Does anyone know how to get a full (or at least useful) backtrace from SIGABRT? I tried the signal-handler function with SIGSEGV and there it works. It can read the stack frames from our application’s code and not just those inside libc.

Also, does anyone have an idea why setting the MALLOC_CHECK_ variable appears to “fix” the crash? I used the term “fix” because in the case of MALLOC_CHECK_=2 or MALLOC_CHECK=3, the program should still abort() if problems were found. But it did not and we never see warnings for any malloc() problems. It is also a bit strange that MALLOC_CHECK=0 is supposed to silently ignore errors but in this case, the crash (SIGABRT) happens – same as if MALLOC_CHECK_ was not defined.

Here is the version we are using:

GNU C Library (GNU libc) stable release version 2.30.
Copyright (C) 2019 Free Software Foundation, Inc.
This is free software; see the source for copying conditions.
There is NO warranty; not even for MERCHANTABILITY or FITNESS FOR A
PARTICULAR PURPOSE.
Compiled by GNU CC version 9.2.0 20190812 (iris-r1).
libc ABIs: UNIQUE ABSOLUTE
For bug reporting instructions, please see:
<http://www.gnu.org/software/libc/bugs.html>.

Thanks in advance,
Dennis Lauzon

ritesh.tx · January 27, 2022, 4:54am

Hi @Dennis ,

Have you already solved this issue if not please try building toolchain using yocto build and compile libc with -funwind-tables and -fasynchronous-unwind-tables and see if that helps.

We don’t have much experience with the issue you mentioned but seems like to get full backtrace above flag should be enough.

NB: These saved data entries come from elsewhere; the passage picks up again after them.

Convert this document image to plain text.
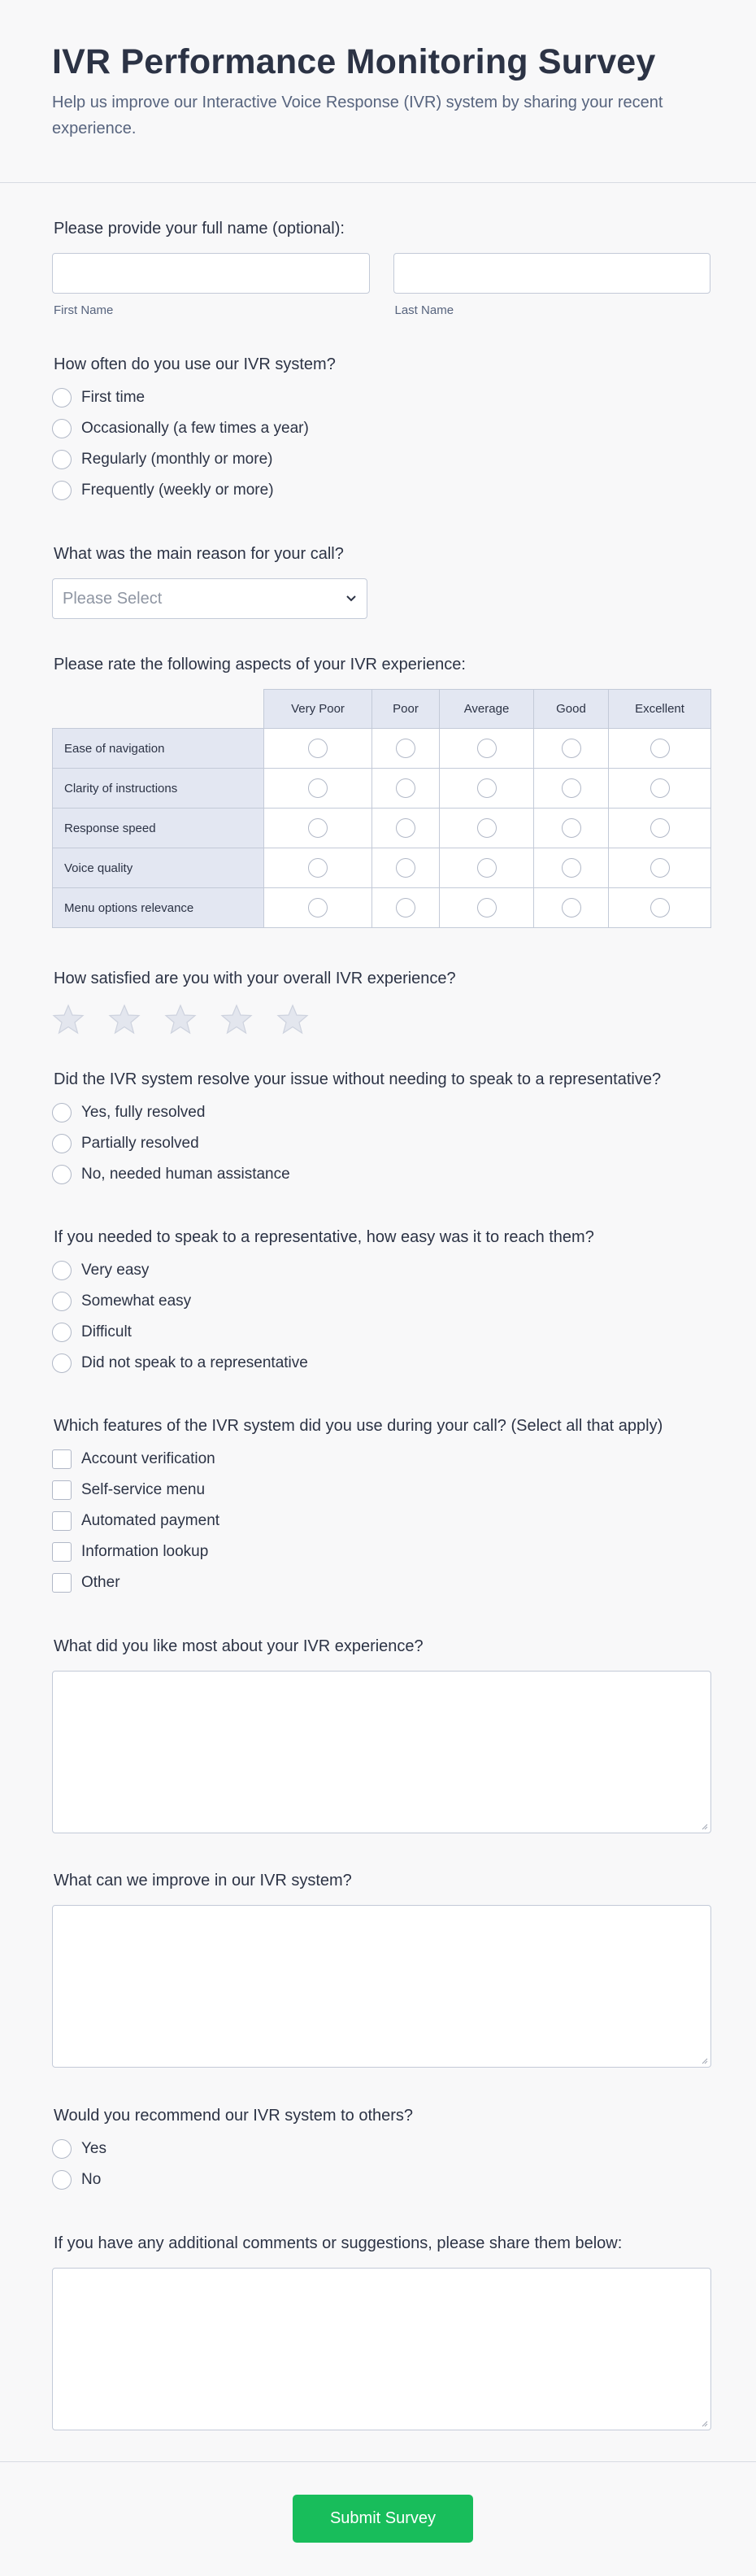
IVR Performance Monitoring Survey
Help us improve our Interactive Voice Response (IVR) system by sharing your recent experience.
Please provide your full name (optional):
First Name	Last Name
How often do you use our IVR system?
First time
Occasionally (a few times a year)
Regularly (monthly or more)
Frequently (weekly or more)
What was the main reason for your call?
Please Select
Please rate the following aspects of your IVR experience:
	Very Poor	Poor	Average	Good	Excellent
Ease of navigation					
Clarity of instructions					
Response speed					
Voice quality					
Menu options relevance					
How satisfied are you with your overall IVR experience?
Did the IVR system resolve your issue without needing to speak to a representative?
Yes, fully resolved
Partially resolved
No, needed human assistance
If you needed to speak to a representative, how easy was it to reach them?
Very easy
Somewhat easy
Difficult
Did not speak to a representative
Which features of the IVR system did you use during your call? (Select all that apply)
Account verification
Self-service menu
Automated payment
Information lookup
Other
What did you like most about your IVR experience?
What can we improve in our IVR system?
Would you recommend our IVR system to others?
Yes
No
If you have any additional comments or suggestions, please share them below:
Submit Survey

Let me know if you have any queries.

Best Regards
Ritesh Kumar

Dennis · January 27, 2022, 8:10am

Hello @Ritesh,

This issue has been resolved for us.

As a background, I have to add that the yocto build generation is being done by another team. During communications with them, the flags you mentioned -funwind-tables and -fasynchronous-unwind-tables were also suggested however I could not ascertain whether they finally compiled the toolchain with those flags or not.

What did solve our problem was when they suggested that the debug version of the libraries (libc, etc) should be deployed to the device as well. I took for granted that remote debugging will use the debug symbols in the sdk stored on the PC where Visual Studio is running. But that is not the case and it seems that the glibc debug-package is not included in our yocto image so we have to deploy them manually.

Greetings,
Dennis Lauzon
Freescale iMX6SOLO rev1.4